According to writer Michael Vogel, in the original version of the script, the character of Jacob Marley from A Christmas Carol was planned to appear, and would have been represented by Discord; this was cut to save time for rest of the plot. Also in the episode's original draft, Princess Luna's Spirit of Hearth's Warming Future did not have a song due to a lack of space in the episode's running time, but the "directors and creative team all realized she needed one".
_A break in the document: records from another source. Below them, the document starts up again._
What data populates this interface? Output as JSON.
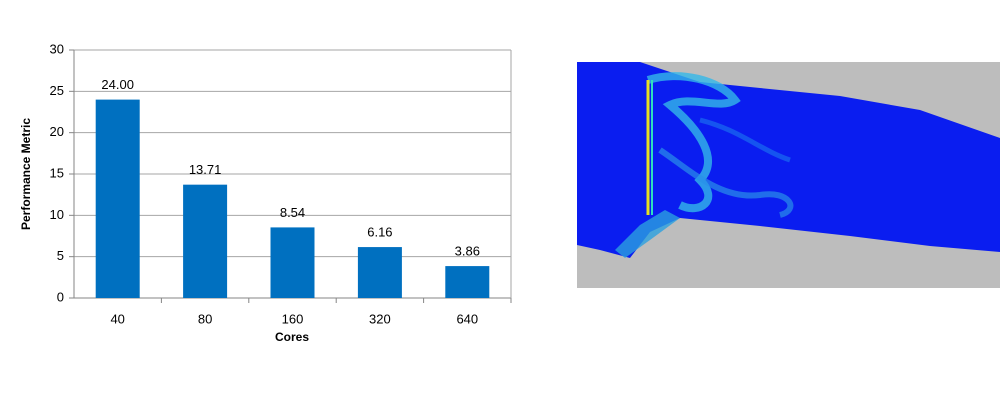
{
  "chart_data": {
    "type": "bar",
    "x_label": "Cores",
    "y_label": "Performance Metric",
    "categories": [
      "40",
      "80",
      "160",
      "320",
      "640"
    ],
    "values": [
      24.0,
      13.71,
      8.54,
      6.16,
      3.86
    ],
    "value_labels": [
      "24.00",
      "13.71",
      "8.54",
      "6.16",
      "3.86"
    ],
    "color": "#0070c0",
    "ylim": [
      0,
      30
    ],
    "yticks": [
      0,
      5,
      10,
      15,
      20,
      25,
      30
    ],
    "grid": true
  }
}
The animation sequences for the songs "Hearth's Warming Eve Is Here Once Again", "Say Goodbye to the Holiday", and "Luna's Future" were storyboarded by Sabrina Alberghetti.

==Reception==
The episode received acclaim. Daniel Avarez of Unleash the Fanboy highly praised the episode, giving it a perfect rating of 10 out of 10. He praised the "fantastic songs", the episode itself as "A solid Christmas tale", as it "takes the overused Christmas Carol plot but manages to be great anyway." He was also receptive of the use of songs to enhance the story rather than distract, as well as the story arc of Starlight's redemption. Don't Hate the Geek called the episode "amazing", describing Luna's appearance as the Spirit of Hearth's Warming Yet to Come and her song as show stealers.

Daniel Ingram was nominated for a 2017 Leo Award for his work on this episode for "Best Musical Score in an Animation Program or Series".

==Home media release==
All songs in the episode (excluding "Hearth's Warming Eve is Here Once Again (Reprise)") were released as a part of the 2016 physical and digital re-release of the 2015 compilation album It's a Pony Kind of Christmas.